The Sistine Chapel. Everybody knows it. Tourists tramp through it. In a queue.
As a room, it’s just a room.
A room several stories high whose walls are decorated with art.
And what art! Some of the greatest art in the history of the world.
Louis Sullivan, one of my architectural heroes, spent three days in Rome in the late nineteenth century, two of them in the Sistine Chapel.
“Needless to say [says Sullivan’s biographer Hugh Morrison], it was Michelangelo’s great ceiling paintings which held him. Michelangelo became for him another [hero], and greater than Wagner. “Here Louis communed in silence with a Super-Man. Here he felt and saw and great Free Spirit. Here he was filled with the awe that stills. . . . Here was power as he had seen it in the mountains…, in the prairies, in the open sky. . . . Here was the living presence of a man who had done things in the beneficence of power.”
Art full of power, in the service of bad philosophy.
But great art.
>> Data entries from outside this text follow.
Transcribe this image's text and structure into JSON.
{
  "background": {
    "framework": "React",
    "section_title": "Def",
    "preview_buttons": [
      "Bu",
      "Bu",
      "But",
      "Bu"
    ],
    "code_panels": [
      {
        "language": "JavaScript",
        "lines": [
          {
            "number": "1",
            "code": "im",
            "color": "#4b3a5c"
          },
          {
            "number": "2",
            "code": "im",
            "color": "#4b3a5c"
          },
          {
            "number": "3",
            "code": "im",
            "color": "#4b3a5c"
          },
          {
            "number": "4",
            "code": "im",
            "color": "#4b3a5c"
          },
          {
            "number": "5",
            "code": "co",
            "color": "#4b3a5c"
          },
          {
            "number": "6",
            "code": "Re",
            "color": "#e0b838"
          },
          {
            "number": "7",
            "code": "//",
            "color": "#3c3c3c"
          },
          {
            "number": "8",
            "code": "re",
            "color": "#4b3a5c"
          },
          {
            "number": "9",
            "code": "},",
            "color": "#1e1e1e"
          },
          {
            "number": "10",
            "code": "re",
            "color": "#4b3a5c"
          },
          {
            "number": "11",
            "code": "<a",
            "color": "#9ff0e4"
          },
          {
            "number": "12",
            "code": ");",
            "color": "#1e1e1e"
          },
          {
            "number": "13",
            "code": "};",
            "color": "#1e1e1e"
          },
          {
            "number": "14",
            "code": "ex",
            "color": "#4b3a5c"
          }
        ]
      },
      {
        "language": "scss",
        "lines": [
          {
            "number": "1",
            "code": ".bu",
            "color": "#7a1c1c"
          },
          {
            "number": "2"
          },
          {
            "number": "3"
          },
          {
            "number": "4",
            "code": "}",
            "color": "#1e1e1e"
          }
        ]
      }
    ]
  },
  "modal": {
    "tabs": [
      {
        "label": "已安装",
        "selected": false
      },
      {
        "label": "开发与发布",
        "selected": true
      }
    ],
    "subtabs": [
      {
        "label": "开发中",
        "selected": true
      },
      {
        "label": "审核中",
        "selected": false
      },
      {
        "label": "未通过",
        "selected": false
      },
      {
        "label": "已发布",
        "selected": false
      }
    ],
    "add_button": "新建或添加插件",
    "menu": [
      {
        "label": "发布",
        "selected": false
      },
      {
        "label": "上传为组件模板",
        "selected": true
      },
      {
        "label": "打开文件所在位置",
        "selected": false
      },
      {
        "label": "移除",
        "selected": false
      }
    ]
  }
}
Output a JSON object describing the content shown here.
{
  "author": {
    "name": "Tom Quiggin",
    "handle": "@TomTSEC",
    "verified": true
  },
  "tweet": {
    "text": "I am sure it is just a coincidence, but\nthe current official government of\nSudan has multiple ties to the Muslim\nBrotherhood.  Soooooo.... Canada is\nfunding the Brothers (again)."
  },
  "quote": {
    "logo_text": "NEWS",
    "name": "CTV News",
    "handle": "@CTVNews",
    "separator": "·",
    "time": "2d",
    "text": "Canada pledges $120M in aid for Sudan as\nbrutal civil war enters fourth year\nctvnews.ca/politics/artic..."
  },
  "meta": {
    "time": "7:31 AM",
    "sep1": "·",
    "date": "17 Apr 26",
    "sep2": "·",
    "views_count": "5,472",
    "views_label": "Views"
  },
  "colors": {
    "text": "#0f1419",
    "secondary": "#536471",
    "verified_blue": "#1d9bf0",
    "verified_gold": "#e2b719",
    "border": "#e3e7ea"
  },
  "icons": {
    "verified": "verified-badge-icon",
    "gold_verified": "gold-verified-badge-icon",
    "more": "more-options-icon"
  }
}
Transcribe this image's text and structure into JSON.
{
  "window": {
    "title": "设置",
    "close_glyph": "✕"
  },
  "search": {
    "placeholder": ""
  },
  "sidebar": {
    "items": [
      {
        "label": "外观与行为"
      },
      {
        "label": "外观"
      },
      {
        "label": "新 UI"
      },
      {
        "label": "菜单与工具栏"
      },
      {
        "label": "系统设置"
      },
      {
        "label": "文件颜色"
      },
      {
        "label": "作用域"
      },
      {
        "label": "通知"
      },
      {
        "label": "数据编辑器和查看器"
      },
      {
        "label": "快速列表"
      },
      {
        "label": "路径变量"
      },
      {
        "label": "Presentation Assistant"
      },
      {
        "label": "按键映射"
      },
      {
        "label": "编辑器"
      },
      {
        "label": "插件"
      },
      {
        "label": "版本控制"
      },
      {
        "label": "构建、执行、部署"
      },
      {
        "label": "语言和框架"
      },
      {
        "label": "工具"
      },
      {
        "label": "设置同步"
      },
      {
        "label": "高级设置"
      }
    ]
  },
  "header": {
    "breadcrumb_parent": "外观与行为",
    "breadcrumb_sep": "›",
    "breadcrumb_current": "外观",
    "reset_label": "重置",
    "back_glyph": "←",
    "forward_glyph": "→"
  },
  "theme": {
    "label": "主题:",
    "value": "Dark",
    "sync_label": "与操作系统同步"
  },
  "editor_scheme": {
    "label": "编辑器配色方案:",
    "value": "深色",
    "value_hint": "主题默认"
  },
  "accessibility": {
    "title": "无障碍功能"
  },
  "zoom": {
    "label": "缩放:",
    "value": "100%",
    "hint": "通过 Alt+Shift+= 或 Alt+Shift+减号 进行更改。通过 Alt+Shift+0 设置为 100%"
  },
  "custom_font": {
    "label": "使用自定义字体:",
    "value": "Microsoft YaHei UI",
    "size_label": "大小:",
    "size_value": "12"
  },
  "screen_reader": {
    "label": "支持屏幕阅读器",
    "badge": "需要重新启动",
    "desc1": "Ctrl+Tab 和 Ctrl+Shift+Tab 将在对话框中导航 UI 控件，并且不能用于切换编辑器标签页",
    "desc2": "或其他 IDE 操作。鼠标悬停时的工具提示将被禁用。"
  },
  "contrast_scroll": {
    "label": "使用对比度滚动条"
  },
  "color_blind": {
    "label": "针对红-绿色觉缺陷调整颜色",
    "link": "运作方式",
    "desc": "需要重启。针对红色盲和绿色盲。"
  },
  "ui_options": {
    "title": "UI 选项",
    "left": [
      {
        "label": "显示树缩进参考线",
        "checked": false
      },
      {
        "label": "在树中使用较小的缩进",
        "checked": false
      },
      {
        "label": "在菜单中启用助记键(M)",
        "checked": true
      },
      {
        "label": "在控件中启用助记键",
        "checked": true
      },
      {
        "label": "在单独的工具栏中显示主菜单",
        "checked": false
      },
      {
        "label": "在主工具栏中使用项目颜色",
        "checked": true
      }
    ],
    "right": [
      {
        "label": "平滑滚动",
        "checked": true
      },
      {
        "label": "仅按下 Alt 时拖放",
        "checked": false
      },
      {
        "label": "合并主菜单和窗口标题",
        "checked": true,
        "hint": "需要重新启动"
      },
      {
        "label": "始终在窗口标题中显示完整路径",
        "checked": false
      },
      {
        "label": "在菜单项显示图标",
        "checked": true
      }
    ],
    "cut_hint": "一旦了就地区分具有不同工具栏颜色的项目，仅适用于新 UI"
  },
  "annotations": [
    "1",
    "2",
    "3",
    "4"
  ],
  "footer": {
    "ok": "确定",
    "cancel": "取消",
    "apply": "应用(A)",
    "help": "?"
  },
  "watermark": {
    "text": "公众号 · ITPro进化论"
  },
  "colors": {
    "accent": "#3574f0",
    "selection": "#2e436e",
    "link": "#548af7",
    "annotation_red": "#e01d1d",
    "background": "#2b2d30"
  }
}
And you can see it all, up close, in context--almost as if you were there—at The Vatican’s Sistine Chapel website
It took the great Michelangelo three years to paint the ceiling, and another year to paint The Last Judgement. So why not spend an evening with the great man, and see why he’s so deservedly revered.
The website and its gadget takes a while to load, even at high speed, but once it does, you've got this amazing ability to pan and zoom all over the room. Enjoy! [Hat tip Scott Powell]
1 comment:
The Vatican Museum needs to massively increase its entry charges.
At €14 the place is packed with hordes of people stampeding towards the Sistine Chapel oblivious to the treasures that surround them.
When they get there they make such a racket yammering about how amazing it is that you can barely hear the wardens yelling "Silence! Silence!".
They need to dectuple the price; that would make it much more enjoyable. Either that or make me a cardinal.